RNA constructs were screened for crystallization by hanging drop vapor diffusion at 0.1 and 0.2 mM RNA, at 16°C with 1.0 mM Guan. HCl. Optimized conditions for the D. dadantii ykkC riboswitch were: 0.110 mM RNA in a mother liquor of 20% (+/−)-2-methyl-2,4-pentanediol (MPD), 40 mM Na cacodylate, pH 6.0, 80 mM NaCl, 12 mM spermine tetra-HCl, at 16°C, with 1:1 RNA:mother liquor drop ratio. For phasing, 20 mM iridium hexamine (IrHex) and 20% MPD were added to the crystals for 1.5 h prior to flash freezing in liquid N2.
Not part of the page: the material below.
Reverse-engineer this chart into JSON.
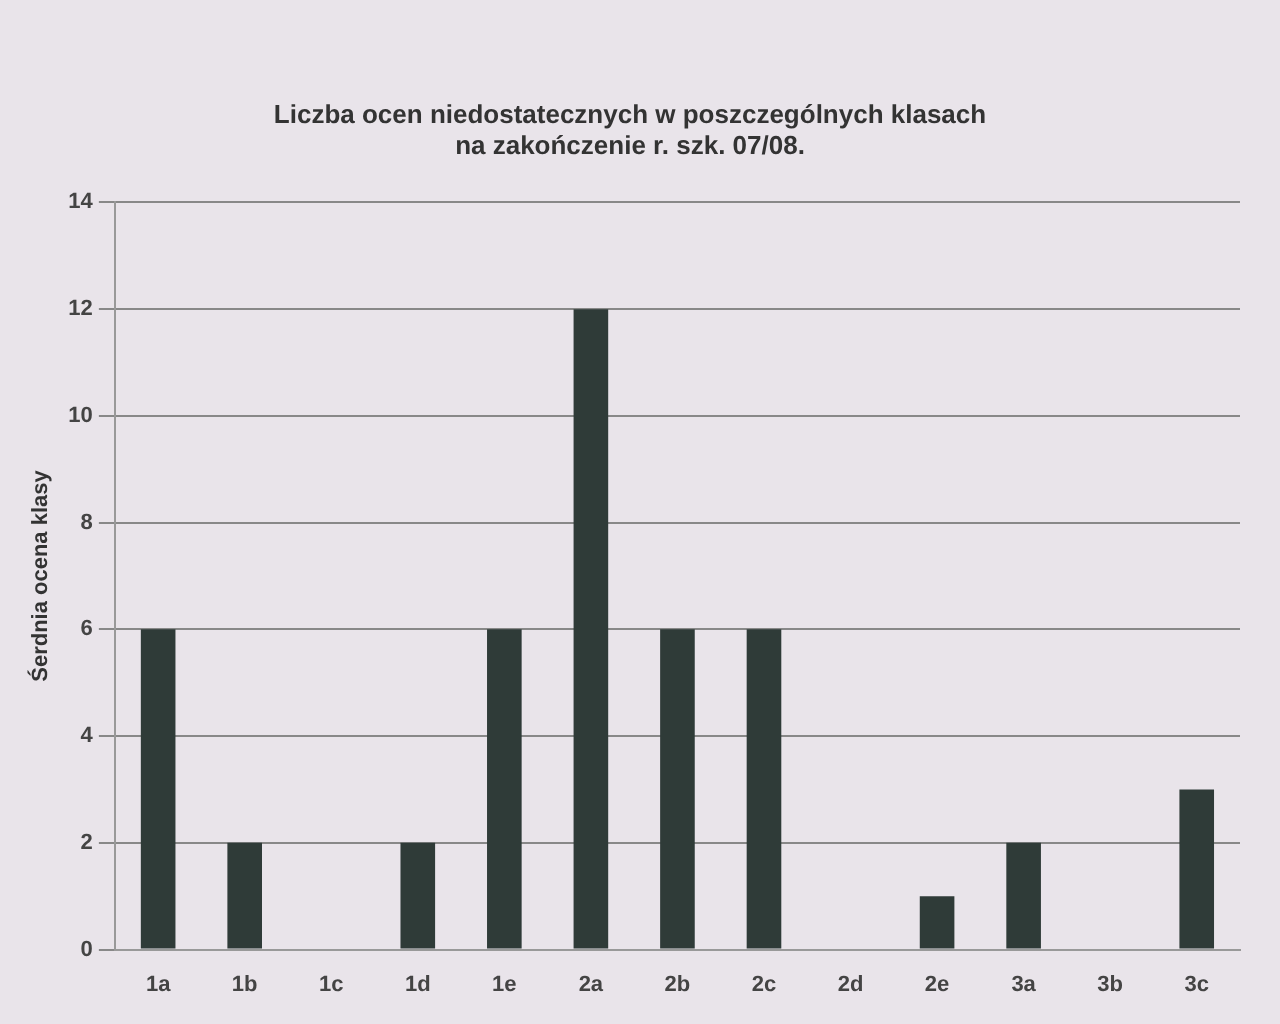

Data were collected at the Advanced Photon Source (APS) 24 ID-C Northeastern Collaborative Access Team (NE-CAT), as indicated in Supplemental Table S2. Data sets were processed using HKL-2000 (Otwinowski and Minor 1997) or by XDS (Kabsch 2010) as part of NE-CAT's RAPD pipeline. The D. dadantii structure was phased by the single-wavelength anomalous dispersion (SAD) method from iridium using PHENIX AutoSol (Adams et al. 2010). The hkl2map interface for the SHELX suite was used (Pape and Schneider 2004; Sheldrick 2010). A model using the SAD data was built by alternating rounds of manual building in COOT (Emsley et al. 2010) followed by refinement in phenix.refine. The final model was built by molecular replacement of the SAD model into a higher resolution native data set using PHENIX Phaser-MR followed by additional refinement.

ITC analysis

ITC was conducted using a TA instruments Nano ITC with a low volume cell. The binding curve of the D. dadantii WT riboswitch for guanidinium was obtained at 25°C with a cell concentration of 0.224 mM RNA and syringe concentration of 1.35 mM guan. HCl. For mutants, cell concentrations between 0.100 and 0.200 mM RNA and syringe concentrations 6, 12, 30, and 60 times the cell concentration were used. Model fitting and data analysis were done using Nanoanalyze software. The first injection data point was excluded for all model fitting except a single WT run. For the severely impaired binding curves of the mutants, the n-value parameter was fixed at 1.0 for model fitting, following the method for analyzing low affinity binding (Turnbull and Daranas 2003).

DATA DEPOSITION

Atomic coordinates and structure factor amplitudes have been deposited with the PDB with accession code 5U3G.

SUPPLEMENTAL MATERIAL

Supplemental material is available for this article.